EU banks are leaving out details regarding the specific ESG risks they face when reporting their overall risk exposure, the Spanish national central bank (BDE) has said.
Such disclosures are made annually under the EU’s banking supervisory framework and determine the minimum statutory capital buffers that banks will need to keep to offset potential risks and losses. Under the rules, banks are required to disclose information relating to their risks, capital adequacy, and policies for managing those risks.
But a BDE study of reports filed between 2019 and 2020 found that that EU banks only “tend to give generic references to ESG concepts”. According to the supervisor, the most commonly reported risks related to climate change and the environment – at just under 40% of banks in 2020.
However, less than 20% of reporting banks provided details on the underlying transition and physical risks of climate change, while only around 10% reported social and governance risks. BDE noted that it had removed the majority of governance risk reporting from the figure, as banks had had largely reported on their own governance, when they should have focused on the governance risks of clients and other balance sheet assets.

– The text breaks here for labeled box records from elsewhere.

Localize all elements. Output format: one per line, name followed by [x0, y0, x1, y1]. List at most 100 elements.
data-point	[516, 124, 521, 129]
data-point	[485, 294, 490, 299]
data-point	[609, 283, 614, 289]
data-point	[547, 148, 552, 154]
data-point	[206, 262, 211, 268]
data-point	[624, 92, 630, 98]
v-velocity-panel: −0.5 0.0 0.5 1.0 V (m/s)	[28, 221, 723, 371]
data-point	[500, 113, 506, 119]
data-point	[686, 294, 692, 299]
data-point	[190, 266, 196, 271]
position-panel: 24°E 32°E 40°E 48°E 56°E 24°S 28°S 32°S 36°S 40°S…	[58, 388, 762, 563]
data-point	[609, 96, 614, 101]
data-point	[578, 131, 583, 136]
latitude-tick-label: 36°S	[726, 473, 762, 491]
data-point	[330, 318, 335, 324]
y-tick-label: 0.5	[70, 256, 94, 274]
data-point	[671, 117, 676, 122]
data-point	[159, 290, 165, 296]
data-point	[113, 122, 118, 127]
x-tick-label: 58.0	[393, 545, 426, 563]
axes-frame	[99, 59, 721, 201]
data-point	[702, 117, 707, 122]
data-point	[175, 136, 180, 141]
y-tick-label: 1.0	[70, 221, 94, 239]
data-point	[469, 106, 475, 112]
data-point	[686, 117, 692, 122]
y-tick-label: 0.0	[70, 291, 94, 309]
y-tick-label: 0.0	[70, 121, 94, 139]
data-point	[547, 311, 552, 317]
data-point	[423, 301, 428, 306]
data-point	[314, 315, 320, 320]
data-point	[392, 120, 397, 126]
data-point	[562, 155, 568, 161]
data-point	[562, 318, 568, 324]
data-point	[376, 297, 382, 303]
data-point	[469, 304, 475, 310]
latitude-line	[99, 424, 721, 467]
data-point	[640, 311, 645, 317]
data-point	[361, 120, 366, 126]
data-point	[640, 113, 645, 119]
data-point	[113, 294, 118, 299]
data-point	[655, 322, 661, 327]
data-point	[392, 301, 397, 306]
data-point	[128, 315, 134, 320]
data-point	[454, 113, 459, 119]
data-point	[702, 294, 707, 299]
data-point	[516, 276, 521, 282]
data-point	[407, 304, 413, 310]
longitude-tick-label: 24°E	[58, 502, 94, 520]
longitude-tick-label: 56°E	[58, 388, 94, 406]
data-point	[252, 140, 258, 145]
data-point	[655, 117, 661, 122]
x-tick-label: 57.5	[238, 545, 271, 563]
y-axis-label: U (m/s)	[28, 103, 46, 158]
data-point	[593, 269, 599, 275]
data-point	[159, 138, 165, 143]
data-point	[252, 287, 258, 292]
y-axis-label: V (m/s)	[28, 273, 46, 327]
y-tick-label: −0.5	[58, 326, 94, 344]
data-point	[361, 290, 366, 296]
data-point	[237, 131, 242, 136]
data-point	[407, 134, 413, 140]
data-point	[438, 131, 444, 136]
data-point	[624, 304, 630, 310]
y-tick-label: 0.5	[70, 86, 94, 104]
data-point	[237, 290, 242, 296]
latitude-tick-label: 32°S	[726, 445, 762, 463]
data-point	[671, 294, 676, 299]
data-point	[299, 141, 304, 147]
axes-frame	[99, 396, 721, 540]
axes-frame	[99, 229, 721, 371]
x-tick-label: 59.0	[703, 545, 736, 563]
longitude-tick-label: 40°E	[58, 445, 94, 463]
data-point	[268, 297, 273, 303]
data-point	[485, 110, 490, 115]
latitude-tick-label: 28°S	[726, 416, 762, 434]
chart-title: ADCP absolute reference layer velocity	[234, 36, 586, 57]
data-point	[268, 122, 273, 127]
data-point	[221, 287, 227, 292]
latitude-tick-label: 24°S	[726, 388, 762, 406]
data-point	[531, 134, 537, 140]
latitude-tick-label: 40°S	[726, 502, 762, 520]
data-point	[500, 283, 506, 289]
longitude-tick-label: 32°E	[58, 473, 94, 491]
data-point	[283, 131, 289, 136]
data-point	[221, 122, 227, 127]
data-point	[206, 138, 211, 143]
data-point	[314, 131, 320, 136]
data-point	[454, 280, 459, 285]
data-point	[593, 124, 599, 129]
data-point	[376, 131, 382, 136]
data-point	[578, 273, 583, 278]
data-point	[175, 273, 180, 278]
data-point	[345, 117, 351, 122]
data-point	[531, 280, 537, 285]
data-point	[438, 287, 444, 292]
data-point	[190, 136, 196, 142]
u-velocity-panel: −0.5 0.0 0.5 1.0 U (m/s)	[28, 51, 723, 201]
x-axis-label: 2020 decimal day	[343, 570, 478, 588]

BDE also found that less than 20% of banks referenced the EU green taxonomy and ESG ratings which apply to their portfolio activities.
The supervisor examined the disclosures of 106 large EU banks over two consecutive years as part of the study.
EU banks have not been explicitly required to report ESG risks in the past but they will soon be required to disclose a broad range of metrics under incoming rules announced last year. From June 2022 onwards, banks will be required to disclose the extent of their alignment with the green taxonomy, financed carbon emissions, exposure to “fossil fuel companies excluded from sustainable climate benchmarks” and progress towards net zero goals, among others.
It comes as the EU prudential regulator, the European Central Bank (ECB), warned banks that it would consider climate and environmental risks when determining bank capital requirements from this year onwards.
“2022 will be the year that C&E risks become integrated in the day-to-day activities of our joint supervisory teams, who are in constant contact with banks. These risks will come to form an integral part of our ongoing dialogue with supervised entities and the supervisory review and evaluation process, the SREP,” said ECB supervisory board vice-chair Frank Elderson in a speech last month.
“This will ultimately influence banks’ minimum capital requirements,” he concluded.
While the EU’s existing legislative framework for capital requirements – as set out by the Capital Requirements Directive and Regulation – does not have specific provisions for climate risks, its focus on materiality means that climate and environment issues should be considered “taking into account the specificities of the respective business model, operating environment and risk profile”, according to ECB guidance released in 2020.
Within the medium term, the EU hope to establish a bloc wide position on the use of differentiated regulatory treatments for assets based on climate-risk – for example, by reducing the capital requirements for green assets or increasing requirements for polluting assets. Although the approach has been around for some time, it has proven to be controversial among regulators and has not been put into practice.
The European Banking Agency is due to deliver a research brief on the topic to the EU Commission in 2023.